Tri-Ply good investment
As a chef, and an owner of many brands of cookware, tri-ply (or more-ply) is a good way to insure even conduction of heat across the bottom of your pan reducing the possibility of burning the food you spend good money on. There is, however a point where function does not balance with cost (and many companies pander to the unknowing by saying "we have 7 ply construction", etc.) There are a couple of points you need to consider in construction that are quite important, however.... handles attached SOLIDLY on the side of the pan (a safety concern), a HEAVY bottom layer (more even heating), oven proof (no plastic or wood handles which may warp/burn), and DURABLE lids (so you are never going to have to buy another lid, and another, and another). All clad is great, as the heat transfers up the side of the pan heating soups, etc. that much faster.... but is not an essential to a good, functional, and more than adequate home use pan. I am not going to suggest particular brands, as you may not find these available to you in your locale, and I do not want to give any particular brands a free plug, but the heavier, the sturdier, the better.

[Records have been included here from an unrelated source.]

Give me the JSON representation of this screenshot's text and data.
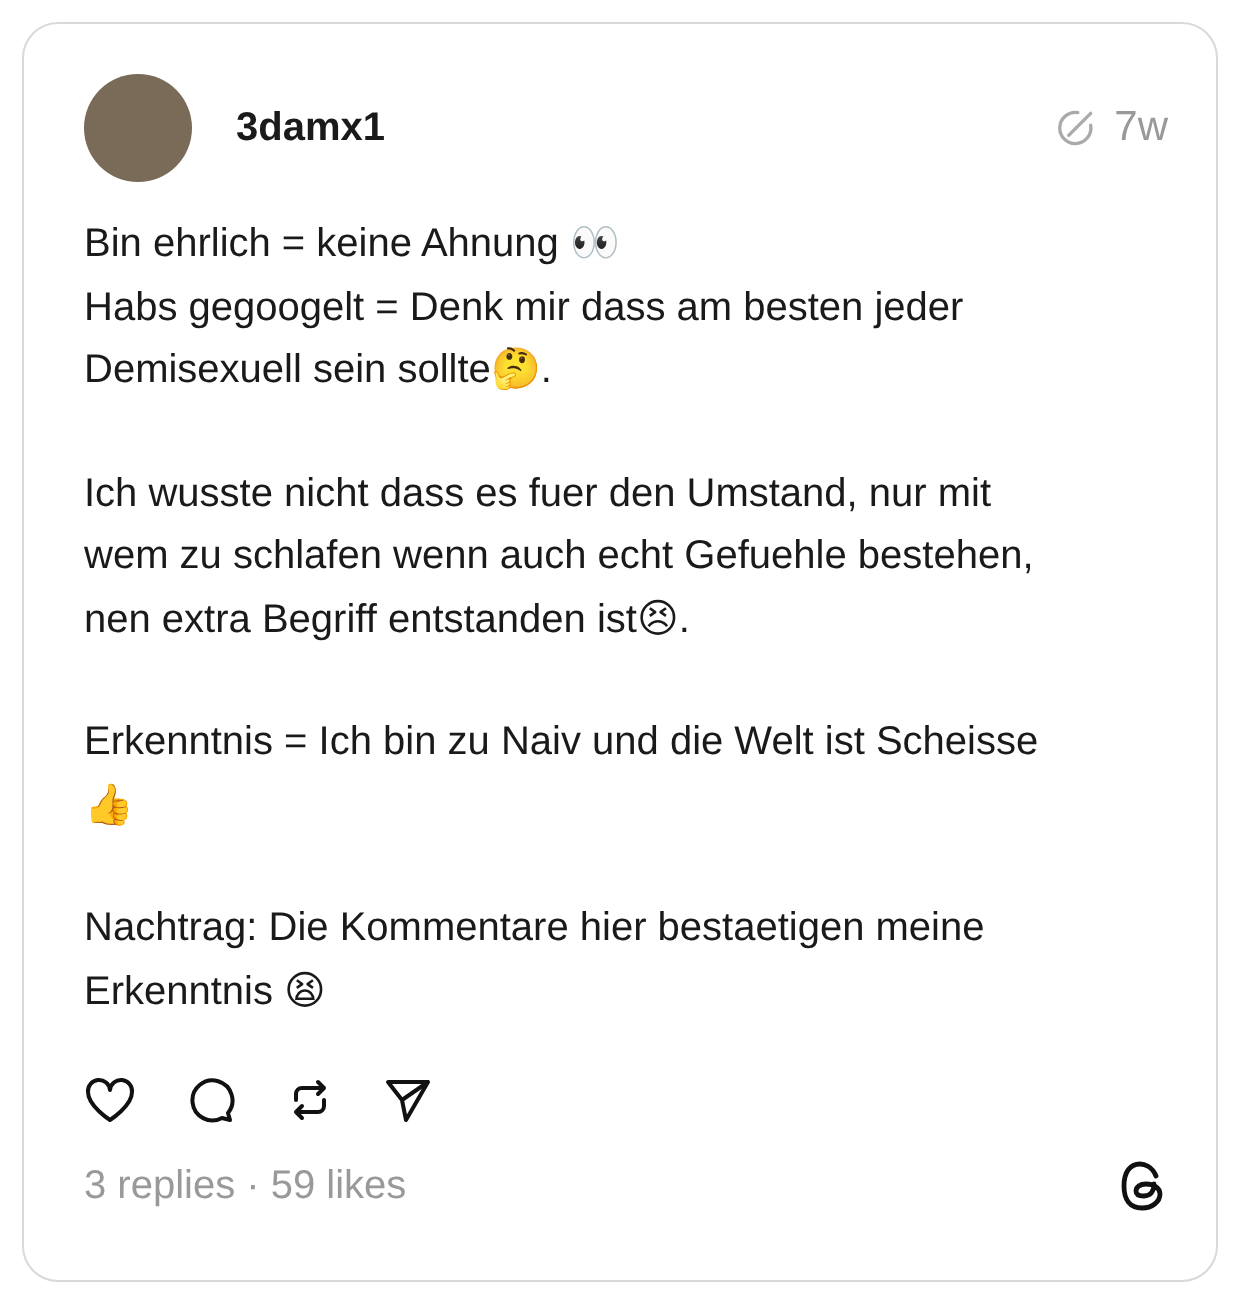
{
  "post": {
    "author": "3damx1",
    "time": "7w",
    "paragraphs": [
      [
        "Bin ehrlich = keine Ahnung 👀",
        "Habs gegoogelt = Denk mir dass am besten jeder",
        "Demisexuell sein sollte🤔."
      ],
      [
        "Ich wusste nicht dass es fuer den Umstand, nur mit",
        "wem zu schlafen wenn auch echt Gefuehle bestehen,",
        "nen extra Begriff entstanden ist😣."
      ],
      [
        "Erkenntnis = Ich bin zu Naiv und die Welt ist Scheisse",
        "👍"
      ],
      [
        "Nachtrag: Die Kommentare hier bestaetigen meine",
        "Erkenntnis 😫"
      ]
    ],
    "stats": "3 replies · 59 likes"
  }
}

Use wise- SS (stainless steel) is functionally very different than nonstick. It will stick with egg almost every time, so keep one nonstick fry pan available for egg use (or even better cast iron or carbon steel). However there are tricks to use SS with frying meats, etc. 1)keep the heat on medium, no more! 2)preheat the pan for a minute or two before adding anything to the pan, especially if it is an electric stove 3)add oil and heat till light smokeyness rises from pan (you must use oil/butter to some degree) 4)add chicken breast/pork chop/steak now, and LEAVE IT ALONE for 2-3 minutes.... DO NOT POKE/PROD/MOVE!! 5)after the 3 min. check the brownness now;if brown, flip and again LEAVE 2-3 minutes;if not brown enough try another min or two. 6)from this point you can add sauce, veggies, or just put into hot oven for another 5-10 to cook through (as to your preference).
Sauces/soups/ and liquid cooking is much easier-just make sure to use Med heat (or at VERY most med.high heat), and burnt/scortched foods will be nearly non existant if you don't forget your pan on the stove. I can go into so much more detail, but I am out of time for the moment, and I hope this gets you off on the right foot in looking for your new SS cookware.